Nas rodadas de conversas de paz realizadas ao longo desses anos, participaram representantes da Ucrânia, da Rússia e de nações como Turquia, França e Alemanha, além de organizações como as Nações Unidas e a União Europeia. No entanto, as propostas de cessar-fogo e trocas de prisioneiros dificilmente evoluíram para um acordo de alto nível. Zelensky enfatiza que Kiev não aceitará termos que comprometam a integridade territorial ou a soberania ucraniana, ponto central na sua retórica desde o primeiro dia da guerra.

O estilo de liderança de Zelensky, ex-ator e comediante que conquistou Brasília ao mostrar-se próximo aos cidadãos, agora é marcado por visitas frequentes às zonas de conflito e por discursos transmitidos ao vivo a parlamentos estrangeiros. Sua estratégia inclui atrair atenção global para a situação humanitária na Ucrânia, pressionar por mais armas e treinamentos para o Exército ucraniano, além de buscar respaldo jurídico para julgar crimes de guerra cometidos no território nacional.

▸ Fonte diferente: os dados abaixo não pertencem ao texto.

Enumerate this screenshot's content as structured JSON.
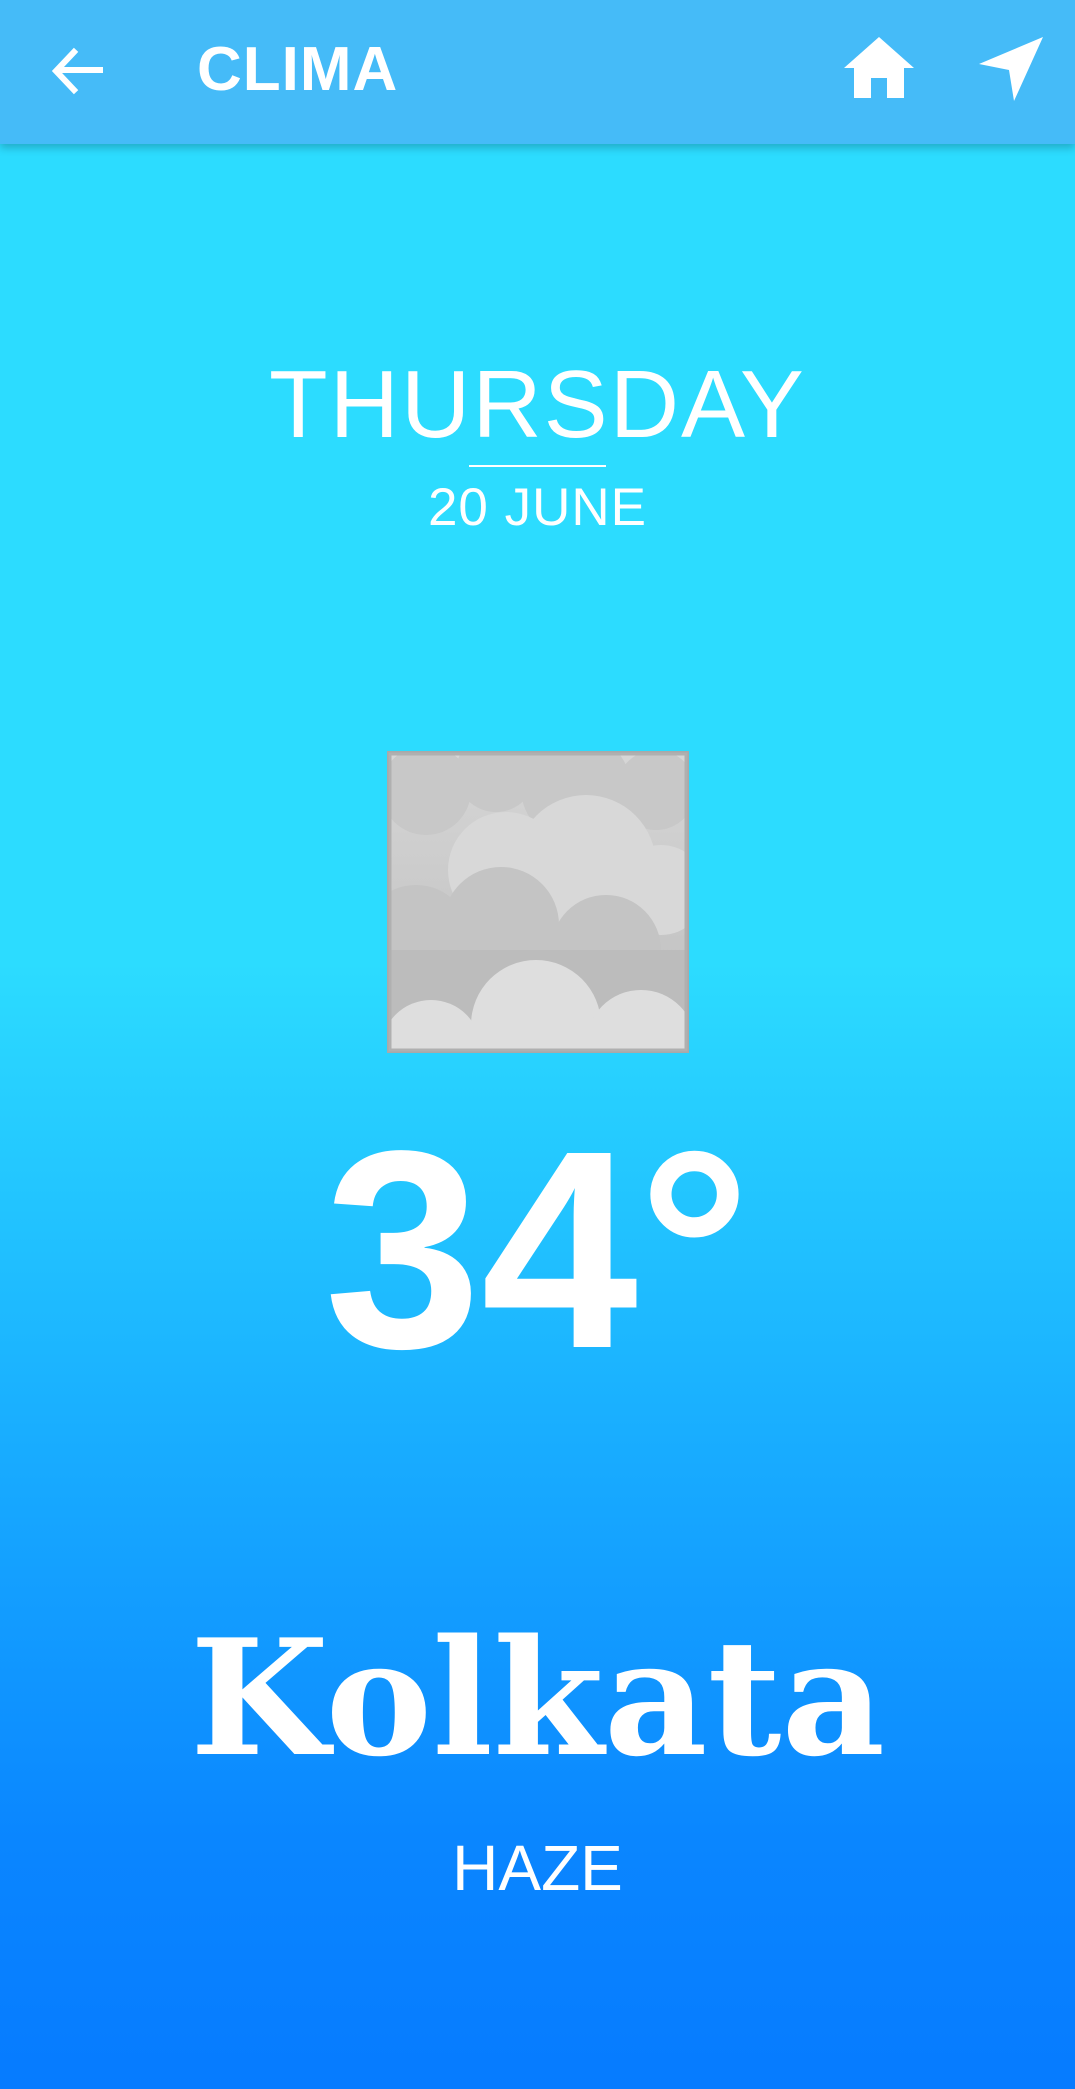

Enquanto o impasse nos diálogos continua, Zelensky e seu governo trabalham num plano de reconstrução pós-conflito que prevê o fortalecimento de instituições democráticas, a retoma de infraestruturas danificadas e a reestruturação econômica. A expectativa em Kiev é que, embora o processo de paz ainda não tenha avançado, o fortalecimento militar e diplomático da Ucrânia possa forçar novos termos mais favoráveis no futuro, mantendo a posição de que “detém Putin” não apenas como um slogan, mas como reflexo de uma capacidade crescente de resistência.